Handling Multi-service DB Initialization with h2-oracle-test

Background

Services commonly require initialization of a database for successful operation. This includes creating the DB schemas themselves as well as any test data required or desired for deploying the application and executing automated tests.

Many times, these services require other services that require their own data initialization against the same database instance.

Currently, this is handled by each service providing their own DB initialization scripts within a Maven module, and published as a JAR to the Maven repository. When another service requires this service to be deployed along with its associated test data, the service’s Maven build extracts the dependent service data JAR and copies to the h2-oracle-test Helm subchart volumes directory so that when the chart is installed to the Kubernetes cluster, the dependent service’s DB initialization scripts are executed in the h2-oracle-test application (along with its own scripts, if needed).
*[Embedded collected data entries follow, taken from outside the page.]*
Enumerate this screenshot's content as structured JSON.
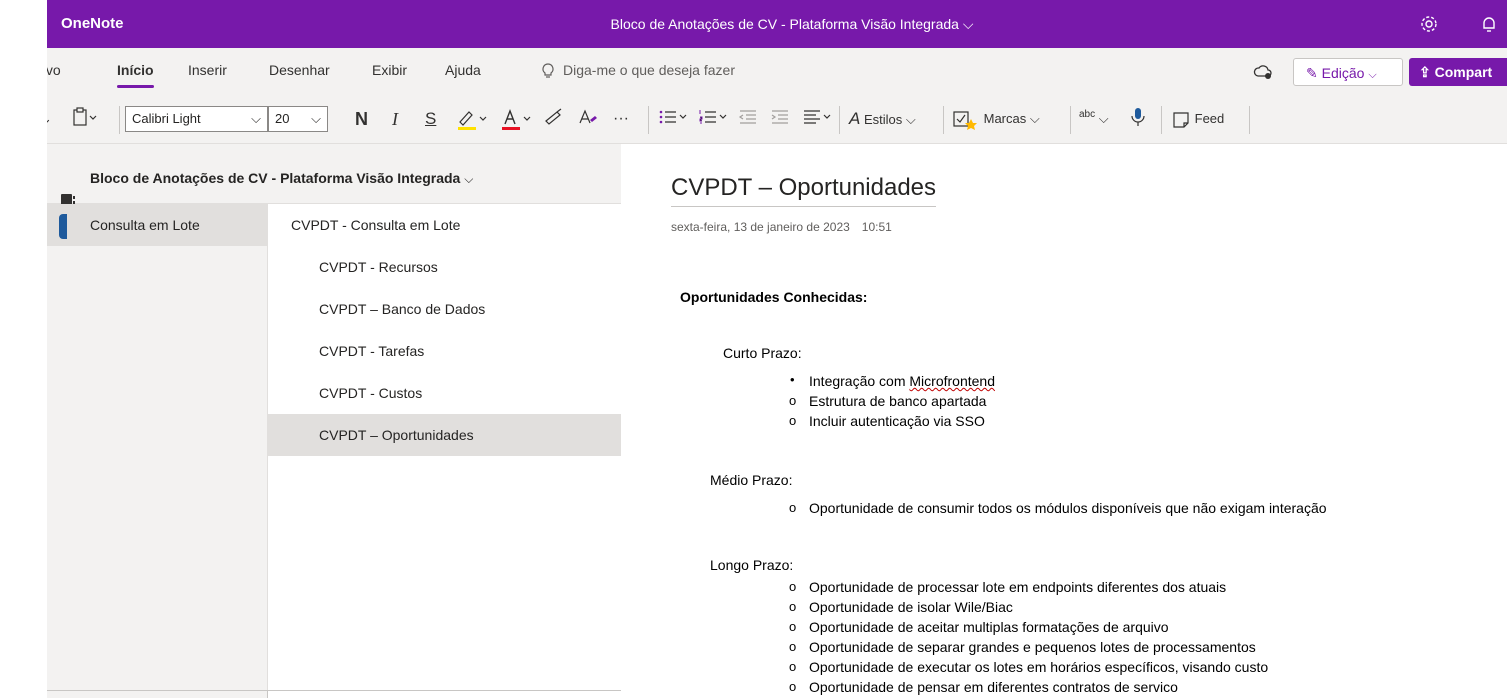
{
  "app": {
    "name": "OneNote",
    "document_title": "Bloco de Anotações de CV - Plataforma Visão Integrada ⌵"
  },
  "ribbon": {
    "tabs": [
      "uivo",
      "Início",
      "Inserir",
      "Desenhar",
      "Exibir",
      "Ajuda"
    ],
    "active_tab": "Início",
    "search_placeholder": "Diga-me o que deseja fazer",
    "edit_button": "Edição",
    "share_button": "Compart"
  },
  "toolbar": {
    "font_name": "Calibri Light",
    "font_size": "20",
    "bold": "N",
    "italic": "I",
    "underline": "S",
    "more": "···",
    "styles": "Estilos",
    "tags": "Marcas",
    "spell": "abc",
    "feed": "Feed",
    "colors": {
      "highlight": "#ffe100",
      "font": "#e81123",
      "accent": "#7719aa"
    }
  },
  "notebook": {
    "title": "Bloco de Anotações de CV - Plataforma Visão Integrada",
    "sections": [
      {
        "label": "Consulta em Lote",
        "selected": true,
        "color": "#1e5a9c"
      }
    ],
    "pages": [
      {
        "label": "CVPDT - Consulta em Lote",
        "level": 0
      },
      {
        "label": "CVPDT - Recursos",
        "level": 1
      },
      {
        "label": "CVPDT – Banco de Dados",
        "level": 1
      },
      {
        "label": "CVPDT - Tarefas",
        "level": 1
      },
      {
        "label": "CVPDT - Custos",
        "level": 1
      },
      {
        "label": "CVPDT – Oportunidades",
        "level": 1,
        "selected": true
      }
    ]
  },
  "page": {
    "title": "CVPDT – Oportunidades",
    "date": "sexta-feira, 13 de janeiro de 2023",
    "time": "10:51",
    "heading": "Oportunidades Conhecidas:",
    "groups": [
      {
        "label": "Curto Prazo:",
        "items": [
          {
            "bullet": "•",
            "text": "Integração com Microfrontend"
          },
          {
            "bullet": "o",
            "text": "Estrutura de banco apartada"
          },
          {
            "bullet": "o",
            "text": "Incluir autenticação via SSO"
          }
        ]
      },
      {
        "label": "Médio Prazo:",
        "items": [
          {
            "bullet": "o",
            "text": "Oportunidade de consumir todos os módulos disponíveis que não exigam interação"
          }
        ]
      },
      {
        "label": "Longo Prazo:",
        "items": [
          {
            "bullet": "o",
            "text": "Oportunidade de processar lote em endpoints diferentes dos atuais"
          },
          {
            "bullet": "o",
            "text": "Oportunidade de isolar Wile/Biac"
          },
          {
            "bullet": "o",
            "text": "Oportunidade de aceitar multiplas formatações de arquivo"
          },
          {
            "bullet": "o",
            "text": "Oportunidade de separar grandes e pequenos lotes de processamentos"
          },
          {
            "bullet": "o",
            "text": "Oportunidade de executar os lotes em horários específicos, visando custo"
          },
          {
            "bullet": "o",
            "text": "Oportunidade de pensar em diferentes contratos de servico"
          }
        ]
      }
    ]
  }
}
Existing ssoe-sts pom.xml snippet that sets up dependency (eula-service) DB data
<plugin>
    <groupId>org.apache.maven.plugins</groupId>
    <artifactId>maven-dependency-plugin</artifactId>
    <executions>
        <execution>
            <id>unpack-dependency-scripts</id>
            <goals>
                <goal>unpack</goal>
            </goals>
            <phase>prepare-package</phase>
            <configuration>
                <artifactItems>
                    <artifactItem>
                        <groupId>gov.va.mobile.lib</groupId>
                        <artifactId>eula-service-db</artifactId>
                        <version>${eula-service-db.version}</version>
                        <type>jar</type>
                    </artifactItem>
                </artifactItems>
                <includes>db/sql/h2/*.sql</includes>
                <outputDirectory>${project.build.directory}</outputDirectory>
            </configuration>
        </execution>
    </executions>
</plugin>
<plugin>
    <artifactId>maven-resources-plugin</artifactId>
    <executions>
        <execution>
            <id>copy-db-scripts</id>
            <goals>
                <goal>copy-resources</goal>
            </goals>
            <phase>package</phase>
            <configuration>
                <resources>
                    <resource>
                        <directory>${project.build.directory}/db/sql/h2</directory>
                        <includes>**/*.sql</includes>
                    </resource>
                </resources>
                <outputDirectory>${project.build.directory}/helm/ssoe-sts-${project.version}/charts/h2-oracle-test-${h2oracletest.version}/volumes/db</outputDirectory>
                <overwrite>true</overwrite>
            </configuration>
        </execution>
    </executions>
</plugin>
h2-oracle-test chart
Contents of helm build directory for ssoe-sts

With the transition from Helm to Kustomize-based Kubernetes resource definition, this mechanism needs to be updated to account for how Kubernetes manifests are now defined and managed.

Improving Ease of Configuration With Kustomize

While a similar model could be implemented with Kustomize-based service configurations, a more straighforward, DRY, and less Maven-centric approach is possible.

With Kustomize, each service dependency’s Kubernetes configuration can be specified as a simple remote Git reference. Our convention is to define the service’s standalone required configurations (that is, only the Kubernetes configurations needed for it to be individually deployed) in the dev Kustomize overlay within its project structure. Kustomize introduced the Component configuration type to allow a more flexible way to define and include independent configurations that don’t fit in the traditional "top-down" Kustomize overlay approach (i.e, utilizing composition instead of inheritance)

Example: Given the microservices service-a and service-b, their Kubernetes configurations would be defined as a set of Kustomize configurations within the project’s kubernetes directory. They each define a dev component which contains the minimum configuration and sample data needed for the service to be independently deployed in a "dev"-oriented test scenario.

service-a project structure service-b project structure
Diagram
Diagram

If service-b also depends on service-a to be deployed for it to operate correctly, both service-a and service-b's DB initialization scripts need to be executed against the h2-oracle-test database. To properly handle this multi-service data requirement, each of their initialization scripts (service-a.sql and service-b.sql) need to both be copied into the h2-oracle-test container. The "copying" is handled implicitly by each service defining a Kubernetes ConfigMap that is generated (via Kustomize) from these files, along with a Volume that uses this ConfigMap as its source, to be mounted on h2-oracle-test's file system in a subdirectory of the /data/db directory.

Service A and B Kustomizations
Service A and B Kustomizations
h2-oracle-test Kubernetes Final Deployment
h2-oracle-test Kubernetes Final Deployment

When the h2-oracle-db container starts up, it iterates through each subdirectory in /data/db and executes all SQL scripts it finds, loading the DB data contained in service-a and service-b's own Kustomizations.